Now in its twelfth year, the Ulysses Signature Program accepts applications from eighth-grade students who will be attending Northwest the following Fall. The program requires students be nominated by two middle school teachers and expects students to maintain a grade point average of 3.0 in all classes throughout their four years at Northwest to remain, receives about 170 applications for the roughly 100 spots in each class every year.
“In the first two years Ulysses students don’t take research classes,” said senior Dylan Reed, who helped recently helped middle school students apply to the program. “Students get the benefit of being in class with other Ulysses students. Some of the distractions that you have a normal classroom environment you don’t have in a Ulysses class. In Ulysses English in freshmen year, you are not going to have the normal distractions of students still adjusting to high school because all the students in the class have been handpicked to be there. They are there to learn. They are there to get it done.”

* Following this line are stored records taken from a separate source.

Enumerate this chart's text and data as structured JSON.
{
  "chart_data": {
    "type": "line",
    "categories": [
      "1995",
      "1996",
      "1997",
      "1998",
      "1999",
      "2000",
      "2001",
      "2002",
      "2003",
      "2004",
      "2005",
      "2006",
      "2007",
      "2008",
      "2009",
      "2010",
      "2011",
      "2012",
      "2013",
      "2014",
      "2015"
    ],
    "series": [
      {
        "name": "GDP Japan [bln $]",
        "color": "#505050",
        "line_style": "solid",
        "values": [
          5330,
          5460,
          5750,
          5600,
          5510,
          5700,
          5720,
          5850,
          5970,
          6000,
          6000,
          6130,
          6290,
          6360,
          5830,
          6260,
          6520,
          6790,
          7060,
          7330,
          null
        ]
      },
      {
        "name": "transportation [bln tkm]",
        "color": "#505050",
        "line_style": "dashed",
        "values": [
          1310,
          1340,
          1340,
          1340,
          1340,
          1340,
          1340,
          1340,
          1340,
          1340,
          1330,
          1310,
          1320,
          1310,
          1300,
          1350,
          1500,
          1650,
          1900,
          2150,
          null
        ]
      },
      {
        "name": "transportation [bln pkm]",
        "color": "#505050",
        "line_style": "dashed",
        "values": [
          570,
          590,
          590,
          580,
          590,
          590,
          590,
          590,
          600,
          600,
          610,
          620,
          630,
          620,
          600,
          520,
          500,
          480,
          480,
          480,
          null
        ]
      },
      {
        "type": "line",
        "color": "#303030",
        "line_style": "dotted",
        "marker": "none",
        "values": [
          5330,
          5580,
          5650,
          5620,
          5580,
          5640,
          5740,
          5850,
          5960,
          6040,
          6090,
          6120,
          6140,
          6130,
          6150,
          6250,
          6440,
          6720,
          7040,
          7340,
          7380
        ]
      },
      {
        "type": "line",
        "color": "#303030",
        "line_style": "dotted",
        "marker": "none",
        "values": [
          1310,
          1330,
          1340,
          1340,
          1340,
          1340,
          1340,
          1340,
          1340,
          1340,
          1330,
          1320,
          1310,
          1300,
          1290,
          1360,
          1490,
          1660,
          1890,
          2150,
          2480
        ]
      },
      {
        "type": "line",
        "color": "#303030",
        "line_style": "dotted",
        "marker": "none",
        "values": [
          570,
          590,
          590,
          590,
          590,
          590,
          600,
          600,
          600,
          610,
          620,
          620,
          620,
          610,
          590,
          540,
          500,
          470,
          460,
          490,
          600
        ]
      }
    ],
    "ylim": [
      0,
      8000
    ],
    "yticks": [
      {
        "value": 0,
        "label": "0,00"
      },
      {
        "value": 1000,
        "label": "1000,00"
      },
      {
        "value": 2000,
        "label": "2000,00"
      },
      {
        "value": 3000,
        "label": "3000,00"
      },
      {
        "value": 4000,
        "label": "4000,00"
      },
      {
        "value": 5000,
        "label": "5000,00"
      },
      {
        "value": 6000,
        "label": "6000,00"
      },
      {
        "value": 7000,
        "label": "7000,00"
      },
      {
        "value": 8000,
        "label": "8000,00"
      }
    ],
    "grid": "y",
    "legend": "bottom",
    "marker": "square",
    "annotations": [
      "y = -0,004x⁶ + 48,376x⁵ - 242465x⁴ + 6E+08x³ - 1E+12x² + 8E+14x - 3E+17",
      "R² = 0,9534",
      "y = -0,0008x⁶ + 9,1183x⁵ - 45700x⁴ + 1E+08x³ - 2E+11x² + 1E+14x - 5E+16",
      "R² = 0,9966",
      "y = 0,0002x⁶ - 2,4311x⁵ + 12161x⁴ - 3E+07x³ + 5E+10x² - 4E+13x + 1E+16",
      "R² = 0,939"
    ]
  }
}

“The Ulysses Program cultivates you together as a group in a learning community by being in the learning community you can develop your research skills and learning skills,” said Reed, who was presenting his research project, The Great North American Ski Town: A Study of Economic Endurance. “In your senior year, you come out of the program as a better researcher and a better learner. You know how to work with other. It is definitely a learning experience, as you see other people learn, as you see yourself grow, and as the program mentors you along.”
Senior Tyler Pawlowski’s Ulysses research project, Soldiers for Hire: A Look Into the Use of Private Military Companies, focused on the issues surrounding privatized militaries in support of diplomatic and political missions around the world and while he learned a lot about a subject that was near and dear to him, he also learned life skills that will help him throughout his college career.
“I have learned a ton about how to do research and what sources to use,” said Pawlowski. “It taught me about scholarly journals, which is something I didn’t know much about. This program has taught me how to be a better researcher, how to give a better presentation, how to be a better student. It has helped me all around.”
The Ulysses program will host another Ulysses Fair for the second half of the senior class participating in the Ulysses Signature Program in April.
Top: Friends, parents, and teachers peruse the research projects presented by seniors in Northwest High School’s Ulysses Signature Program at the Ulysses Fair in Northwest’s auditorium.
Nest: Hannah Crook presents her research project, I’ll Just Do It Tomorrow: A Correlation Study of Study Habits and Academic Performance.
Next: Northwest senior Dylan Reed talks to a visitor about his project, The Great North American Ski Town: A Study of Economic Endurance.
Next: Tyler Pawlowski presented his project Soldiers for Hire: A Look Into the Use of Private Military Companies.